Dentro questo dato c’è soprattutto la crescita del Partito Democratico, che sale al 22,4% con un guadagno netto di oltre mezzo punto in due settimane. Non è un rimbalzo episodico, ma un consolidamento che riduce la distanza da Fratelli d’Italia, fermo al 28,1% e sostanzialmente immobile. È qui che si misura il cambio di passo: l’opposizione non solo tiene, ma avanza, mentre il primo partito di governo appare in una fase di stallo.
Il campo largo si regge su un equilibrio imperfetto ma efficace. Il Movimento 5 Stelle arretra al 12,7%, perdendo parte della spinta accumulata dopo il referendum di marzo, e anche Alleanza Verdi e Sinistra scende al 6,4%. Eppure, nonostante queste flessioni, la coalizione nel suo complesso resta avanti.
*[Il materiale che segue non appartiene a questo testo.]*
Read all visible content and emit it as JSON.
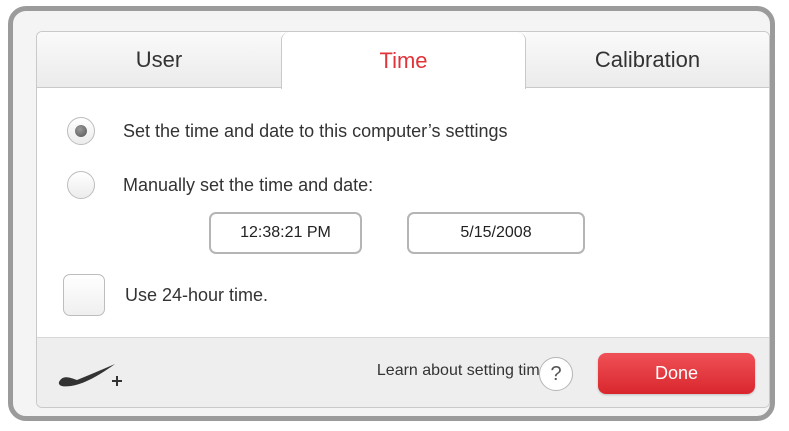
{
  "tabs": [
    {
      "label": "User",
      "active": false
    },
    {
      "label": "Time",
      "active": true
    },
    {
      "label": "Calibration",
      "active": false
    }
  ],
  "options": {
    "computer_time": {
      "label": "Set the time and date to this computer’s settings",
      "selected": true
    },
    "manual_time": {
      "label": "Manually set the time and date:",
      "selected": false
    },
    "time_value": "12:38:21 PM",
    "date_value": "5/15/2008",
    "use_24_hour": {
      "label": "Use 24-hour time.",
      "checked": false
    }
  },
  "footer": {
    "logo_icon": "nike-plus-swoosh-icon",
    "learn_text": "Learn about setting time.",
    "help_label": "?",
    "done_label": "Done"
  },
  "colors": {
    "accent": "#e0343b",
    "done_button": "#e0363c",
    "frame": "#9b9b9b",
    "text": "#333333"
  }
}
È questo il punto politico più rilevante: l’opposizione cresce anche quando una parte di essa rallenta, perché il baricentro — oggi — si sta spostando con decisione verso i dem.
Dall’altra parte, il centrodestra non crolla, ma non sfonda. La Lega risale al 7,2% e recupera terreno dopo settimane difficili, riassorbendo almeno in parte le tensioni interne. Ma è un recupero difensivo, non un rilancio. Forza Italia continua invece a scivolare, attestandosi all’8,6%, in una lenta erosione che ne riduce progressivamente il peso nella coalizione.
Nel resto del quadro, le forze minori si muovono senza incidere davvero sugli equilibri generali: Azione resta al 3%, Italia Viva cresce di un decimale fino al 2,3%, mentre +Europa è stabile all’1,5% e Noi Moderati scende all’1%. Futuro Nazionale si colloca al 3,3%, in lieve calo.
Il dato politico, però, resta uno solo: il sorpasso, per quanto minimo, c’è. E soprattutto ha una direzione. Il centrosinistra “classico” resta distante nei numeri puri, ma l’allargamento del perimetro e la crescita del Pd stanno producendo un effetto concreto: l’opposizione oggi è competitiva, più di quanto non fosse solo poche settimane fa.
È un equilibrio fragile, certo. Ma è anche il primo vero scarto dopo mesi di sostanziale staticità. E in politica, quando uno si muove e l’altro resta fermo, il risultato non è mai neutro.